Objective: To assess emodin antagonism to cerebral ischemia injury, and to discuss the mechanism of emodin inhibiting the inflammatory cascade reaction from the levels and expressions of cytokines.

Method: Rats were divided into sham-operated group, model group, Ligustrazine group and emodin groups (low, middle, high dosage). After focal cerebral ischemic model of cerebral middle artery occlusion was duplicated with nylon thread, we took the speciments after ischemia 6 hours, observed the changes of the evaluating score of neural symptoms, brain water ratio and cerebral infarction area, determined the levels of TNF-alpha, IL-beta and TGF-beta in rats brain tissue by radioimmunoassay, detected the expressions of TNF-alpha and VCAM-1 by immunohistochemistry, and measured VCAM-1-mRNA expression by in-situ hybridization.

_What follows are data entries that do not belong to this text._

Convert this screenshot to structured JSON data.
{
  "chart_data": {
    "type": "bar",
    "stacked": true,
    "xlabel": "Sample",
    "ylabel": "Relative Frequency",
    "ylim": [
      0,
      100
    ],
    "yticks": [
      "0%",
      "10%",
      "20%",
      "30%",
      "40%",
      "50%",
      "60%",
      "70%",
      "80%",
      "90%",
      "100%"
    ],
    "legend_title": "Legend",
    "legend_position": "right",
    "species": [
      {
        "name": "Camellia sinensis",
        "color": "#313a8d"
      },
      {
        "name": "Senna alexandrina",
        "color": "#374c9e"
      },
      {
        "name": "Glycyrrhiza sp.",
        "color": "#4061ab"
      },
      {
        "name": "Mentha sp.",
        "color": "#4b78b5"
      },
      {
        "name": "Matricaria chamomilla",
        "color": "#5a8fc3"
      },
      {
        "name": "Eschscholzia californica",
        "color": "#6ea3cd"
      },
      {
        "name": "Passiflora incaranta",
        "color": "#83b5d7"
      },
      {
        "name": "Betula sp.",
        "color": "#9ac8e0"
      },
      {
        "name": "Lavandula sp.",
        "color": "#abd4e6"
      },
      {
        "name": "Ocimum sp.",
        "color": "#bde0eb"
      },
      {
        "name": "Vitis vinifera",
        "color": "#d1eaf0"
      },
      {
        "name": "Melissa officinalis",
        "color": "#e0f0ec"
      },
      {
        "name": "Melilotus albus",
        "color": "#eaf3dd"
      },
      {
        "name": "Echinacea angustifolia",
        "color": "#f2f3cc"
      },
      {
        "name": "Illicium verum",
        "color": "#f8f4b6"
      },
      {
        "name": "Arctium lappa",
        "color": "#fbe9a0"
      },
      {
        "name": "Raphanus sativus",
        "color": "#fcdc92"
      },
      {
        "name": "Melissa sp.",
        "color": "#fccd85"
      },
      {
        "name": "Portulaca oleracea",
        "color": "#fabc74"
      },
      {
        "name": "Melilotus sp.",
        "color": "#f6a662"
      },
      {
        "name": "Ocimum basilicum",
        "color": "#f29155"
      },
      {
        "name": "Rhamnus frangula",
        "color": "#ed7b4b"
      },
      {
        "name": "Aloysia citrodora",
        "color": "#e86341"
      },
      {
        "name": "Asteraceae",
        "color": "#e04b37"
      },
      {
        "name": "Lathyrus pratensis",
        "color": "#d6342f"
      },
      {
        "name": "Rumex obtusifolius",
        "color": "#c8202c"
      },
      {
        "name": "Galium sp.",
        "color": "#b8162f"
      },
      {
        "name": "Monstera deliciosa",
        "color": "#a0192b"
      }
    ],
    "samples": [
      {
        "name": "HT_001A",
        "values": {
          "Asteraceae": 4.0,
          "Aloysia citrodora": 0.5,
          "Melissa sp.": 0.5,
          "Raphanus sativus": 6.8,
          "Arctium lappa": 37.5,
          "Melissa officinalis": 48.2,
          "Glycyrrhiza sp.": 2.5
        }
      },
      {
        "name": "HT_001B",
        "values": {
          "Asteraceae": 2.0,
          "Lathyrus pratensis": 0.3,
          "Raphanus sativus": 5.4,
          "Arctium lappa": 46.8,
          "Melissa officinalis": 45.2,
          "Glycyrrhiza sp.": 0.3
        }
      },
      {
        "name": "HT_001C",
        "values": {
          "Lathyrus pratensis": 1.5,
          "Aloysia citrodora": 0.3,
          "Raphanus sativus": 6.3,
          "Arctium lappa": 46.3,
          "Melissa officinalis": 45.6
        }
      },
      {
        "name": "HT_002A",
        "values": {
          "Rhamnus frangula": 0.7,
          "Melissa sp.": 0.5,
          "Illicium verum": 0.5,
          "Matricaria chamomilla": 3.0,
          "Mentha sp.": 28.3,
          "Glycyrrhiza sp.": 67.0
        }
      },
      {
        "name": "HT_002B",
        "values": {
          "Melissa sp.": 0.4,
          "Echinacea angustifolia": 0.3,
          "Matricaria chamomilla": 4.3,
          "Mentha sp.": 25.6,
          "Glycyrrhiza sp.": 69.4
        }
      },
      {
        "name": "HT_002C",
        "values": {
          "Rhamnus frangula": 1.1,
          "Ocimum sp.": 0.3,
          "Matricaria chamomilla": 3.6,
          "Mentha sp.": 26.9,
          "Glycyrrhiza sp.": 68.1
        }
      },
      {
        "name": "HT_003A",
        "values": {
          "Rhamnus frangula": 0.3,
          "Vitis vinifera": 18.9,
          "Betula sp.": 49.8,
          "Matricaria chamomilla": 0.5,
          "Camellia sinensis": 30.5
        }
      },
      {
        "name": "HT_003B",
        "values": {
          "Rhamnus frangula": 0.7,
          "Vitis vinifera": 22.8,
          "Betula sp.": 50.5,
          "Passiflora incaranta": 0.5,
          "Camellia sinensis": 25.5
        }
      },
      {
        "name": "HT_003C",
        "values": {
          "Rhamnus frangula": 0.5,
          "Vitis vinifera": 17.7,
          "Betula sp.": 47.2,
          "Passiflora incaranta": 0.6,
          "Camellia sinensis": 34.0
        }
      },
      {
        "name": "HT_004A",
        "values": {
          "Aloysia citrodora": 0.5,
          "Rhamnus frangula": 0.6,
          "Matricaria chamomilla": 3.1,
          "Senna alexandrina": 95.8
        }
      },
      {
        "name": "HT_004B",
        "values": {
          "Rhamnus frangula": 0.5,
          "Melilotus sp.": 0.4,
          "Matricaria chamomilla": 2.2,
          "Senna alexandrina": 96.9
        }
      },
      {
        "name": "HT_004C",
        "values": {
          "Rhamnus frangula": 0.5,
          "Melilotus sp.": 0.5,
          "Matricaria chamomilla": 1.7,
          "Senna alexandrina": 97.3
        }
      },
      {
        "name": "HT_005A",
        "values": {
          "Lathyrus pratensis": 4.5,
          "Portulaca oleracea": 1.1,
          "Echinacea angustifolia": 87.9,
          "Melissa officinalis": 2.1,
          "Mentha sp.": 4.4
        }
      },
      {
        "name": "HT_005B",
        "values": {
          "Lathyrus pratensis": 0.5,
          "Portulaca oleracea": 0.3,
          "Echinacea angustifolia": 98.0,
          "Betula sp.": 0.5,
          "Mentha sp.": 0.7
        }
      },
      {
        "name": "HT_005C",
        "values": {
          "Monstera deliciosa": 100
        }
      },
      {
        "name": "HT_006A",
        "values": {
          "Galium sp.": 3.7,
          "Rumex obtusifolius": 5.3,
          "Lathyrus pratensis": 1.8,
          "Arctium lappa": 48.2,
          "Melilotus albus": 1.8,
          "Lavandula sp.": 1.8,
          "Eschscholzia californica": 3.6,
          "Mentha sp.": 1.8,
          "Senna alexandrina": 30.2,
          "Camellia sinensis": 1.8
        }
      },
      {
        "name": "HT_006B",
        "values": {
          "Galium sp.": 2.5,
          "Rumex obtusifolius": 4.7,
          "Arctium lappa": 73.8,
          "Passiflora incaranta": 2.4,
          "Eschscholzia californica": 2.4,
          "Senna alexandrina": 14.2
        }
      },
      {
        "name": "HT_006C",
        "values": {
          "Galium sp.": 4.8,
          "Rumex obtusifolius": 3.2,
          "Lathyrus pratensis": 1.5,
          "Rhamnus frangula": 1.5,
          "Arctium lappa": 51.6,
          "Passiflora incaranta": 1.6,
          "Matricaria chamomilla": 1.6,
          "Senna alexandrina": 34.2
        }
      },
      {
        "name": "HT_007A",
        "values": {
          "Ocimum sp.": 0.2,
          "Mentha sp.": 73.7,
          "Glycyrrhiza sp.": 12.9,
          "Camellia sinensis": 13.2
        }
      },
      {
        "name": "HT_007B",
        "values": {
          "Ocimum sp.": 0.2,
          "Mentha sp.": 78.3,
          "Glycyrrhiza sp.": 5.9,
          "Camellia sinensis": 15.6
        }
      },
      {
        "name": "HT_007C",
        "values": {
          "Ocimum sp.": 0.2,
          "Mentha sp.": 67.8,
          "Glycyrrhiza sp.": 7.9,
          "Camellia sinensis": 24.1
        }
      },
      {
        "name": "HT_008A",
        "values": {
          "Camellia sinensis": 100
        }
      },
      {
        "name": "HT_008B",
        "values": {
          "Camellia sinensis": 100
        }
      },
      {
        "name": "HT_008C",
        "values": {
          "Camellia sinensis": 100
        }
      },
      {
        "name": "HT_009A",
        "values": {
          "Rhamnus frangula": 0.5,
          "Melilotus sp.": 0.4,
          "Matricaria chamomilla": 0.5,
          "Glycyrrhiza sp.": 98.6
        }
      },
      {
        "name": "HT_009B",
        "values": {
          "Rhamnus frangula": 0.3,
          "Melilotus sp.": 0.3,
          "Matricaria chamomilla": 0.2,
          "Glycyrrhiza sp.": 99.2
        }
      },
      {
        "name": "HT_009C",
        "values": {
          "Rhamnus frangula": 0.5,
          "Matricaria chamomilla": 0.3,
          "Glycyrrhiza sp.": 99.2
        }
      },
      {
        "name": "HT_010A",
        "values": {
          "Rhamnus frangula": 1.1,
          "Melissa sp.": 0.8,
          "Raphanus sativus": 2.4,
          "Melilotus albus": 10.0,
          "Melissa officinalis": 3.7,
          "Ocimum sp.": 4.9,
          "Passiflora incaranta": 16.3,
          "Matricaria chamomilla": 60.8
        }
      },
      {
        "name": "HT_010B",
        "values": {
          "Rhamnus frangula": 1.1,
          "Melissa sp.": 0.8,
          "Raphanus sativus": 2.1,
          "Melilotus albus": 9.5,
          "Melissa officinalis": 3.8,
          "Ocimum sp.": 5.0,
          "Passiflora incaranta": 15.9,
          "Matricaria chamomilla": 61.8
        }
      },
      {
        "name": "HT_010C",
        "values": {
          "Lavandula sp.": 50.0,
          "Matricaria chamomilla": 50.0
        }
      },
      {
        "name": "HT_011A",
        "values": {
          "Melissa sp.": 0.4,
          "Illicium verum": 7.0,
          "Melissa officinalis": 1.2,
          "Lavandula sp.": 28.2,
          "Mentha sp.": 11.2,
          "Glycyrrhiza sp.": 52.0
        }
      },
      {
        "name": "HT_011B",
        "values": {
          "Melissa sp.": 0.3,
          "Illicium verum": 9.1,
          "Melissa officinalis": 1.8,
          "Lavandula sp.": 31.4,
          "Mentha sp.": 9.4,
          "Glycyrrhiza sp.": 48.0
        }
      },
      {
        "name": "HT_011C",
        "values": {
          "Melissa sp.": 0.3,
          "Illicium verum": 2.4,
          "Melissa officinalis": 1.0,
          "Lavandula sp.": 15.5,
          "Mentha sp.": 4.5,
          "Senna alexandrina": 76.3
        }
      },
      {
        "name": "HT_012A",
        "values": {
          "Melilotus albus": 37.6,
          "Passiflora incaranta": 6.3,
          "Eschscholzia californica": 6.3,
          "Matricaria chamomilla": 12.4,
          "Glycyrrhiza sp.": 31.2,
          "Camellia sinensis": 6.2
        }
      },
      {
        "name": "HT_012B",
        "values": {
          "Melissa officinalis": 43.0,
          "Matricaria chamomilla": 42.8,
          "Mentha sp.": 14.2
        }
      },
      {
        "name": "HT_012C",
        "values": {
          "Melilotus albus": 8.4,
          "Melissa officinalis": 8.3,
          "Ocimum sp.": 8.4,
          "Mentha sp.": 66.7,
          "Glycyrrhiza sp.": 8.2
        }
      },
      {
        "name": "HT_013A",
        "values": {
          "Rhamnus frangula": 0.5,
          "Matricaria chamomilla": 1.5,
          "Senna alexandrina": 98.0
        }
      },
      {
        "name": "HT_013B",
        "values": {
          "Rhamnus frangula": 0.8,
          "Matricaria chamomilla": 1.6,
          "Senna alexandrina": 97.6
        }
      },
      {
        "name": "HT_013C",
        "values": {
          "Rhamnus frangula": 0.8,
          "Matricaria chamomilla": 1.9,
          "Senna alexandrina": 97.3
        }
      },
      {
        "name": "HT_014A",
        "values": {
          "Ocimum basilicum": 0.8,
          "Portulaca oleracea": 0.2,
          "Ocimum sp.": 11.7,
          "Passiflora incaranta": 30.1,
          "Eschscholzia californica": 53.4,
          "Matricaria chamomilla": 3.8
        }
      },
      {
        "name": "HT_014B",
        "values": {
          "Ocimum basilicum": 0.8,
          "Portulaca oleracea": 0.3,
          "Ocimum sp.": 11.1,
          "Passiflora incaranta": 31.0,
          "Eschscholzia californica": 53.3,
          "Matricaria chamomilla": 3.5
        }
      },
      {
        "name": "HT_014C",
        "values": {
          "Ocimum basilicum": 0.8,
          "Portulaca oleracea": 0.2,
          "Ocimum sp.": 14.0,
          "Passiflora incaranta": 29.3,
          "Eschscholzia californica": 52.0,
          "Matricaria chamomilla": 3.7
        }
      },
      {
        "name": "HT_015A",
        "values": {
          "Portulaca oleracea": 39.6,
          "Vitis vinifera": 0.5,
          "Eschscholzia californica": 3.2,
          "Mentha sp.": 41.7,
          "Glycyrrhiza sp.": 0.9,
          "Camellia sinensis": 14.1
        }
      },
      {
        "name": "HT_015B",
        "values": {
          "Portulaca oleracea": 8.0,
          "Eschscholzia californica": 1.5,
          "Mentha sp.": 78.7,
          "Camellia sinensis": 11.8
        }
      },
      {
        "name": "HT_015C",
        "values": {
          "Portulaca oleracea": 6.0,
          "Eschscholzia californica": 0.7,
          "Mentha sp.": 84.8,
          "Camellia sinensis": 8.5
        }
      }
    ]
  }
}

Result: Compared with sham-operated group, the evaluating score of neural symptoms, brain water ratio and cerebral infarction area of rats in model group were higher (P < 0.01) , the levels of TNF-alpha and IL-1beta of rats brain tissue in model group increased, while the level of TGF-beta was lower, and the expressions of TNF-alpha and VCAM-1 increased (P < 0.01). The evaluating score of neural symptoms, brain water ratio and cerebral infarction area improved obviously in every emodin group, especially in emodin low dosage group. Levels of TNF-alpha, IL-1beta and the expressions of TNF-alpha and ICAM-1 in emodin low dosage group and Ligustrazine group were lower, while the level of TGF-beta was higher. Compared with Ligustrazine group, the changes aboved are more significant in emodin low dosage group (P < 0.01).

Conclusion: The increase of inflammatory cascade reaction mediated by various cytokines such as TNF, IL-1beta, ICAM-1 and the decrease of TGF protection are the important mechanism of cerebral ischemia injury. The mechanism of emodin antagonism to cerebral ischemia injury may be implemented by inhibiting inflammatory cascade reaction and increasing the brain protective factors, such as TGF.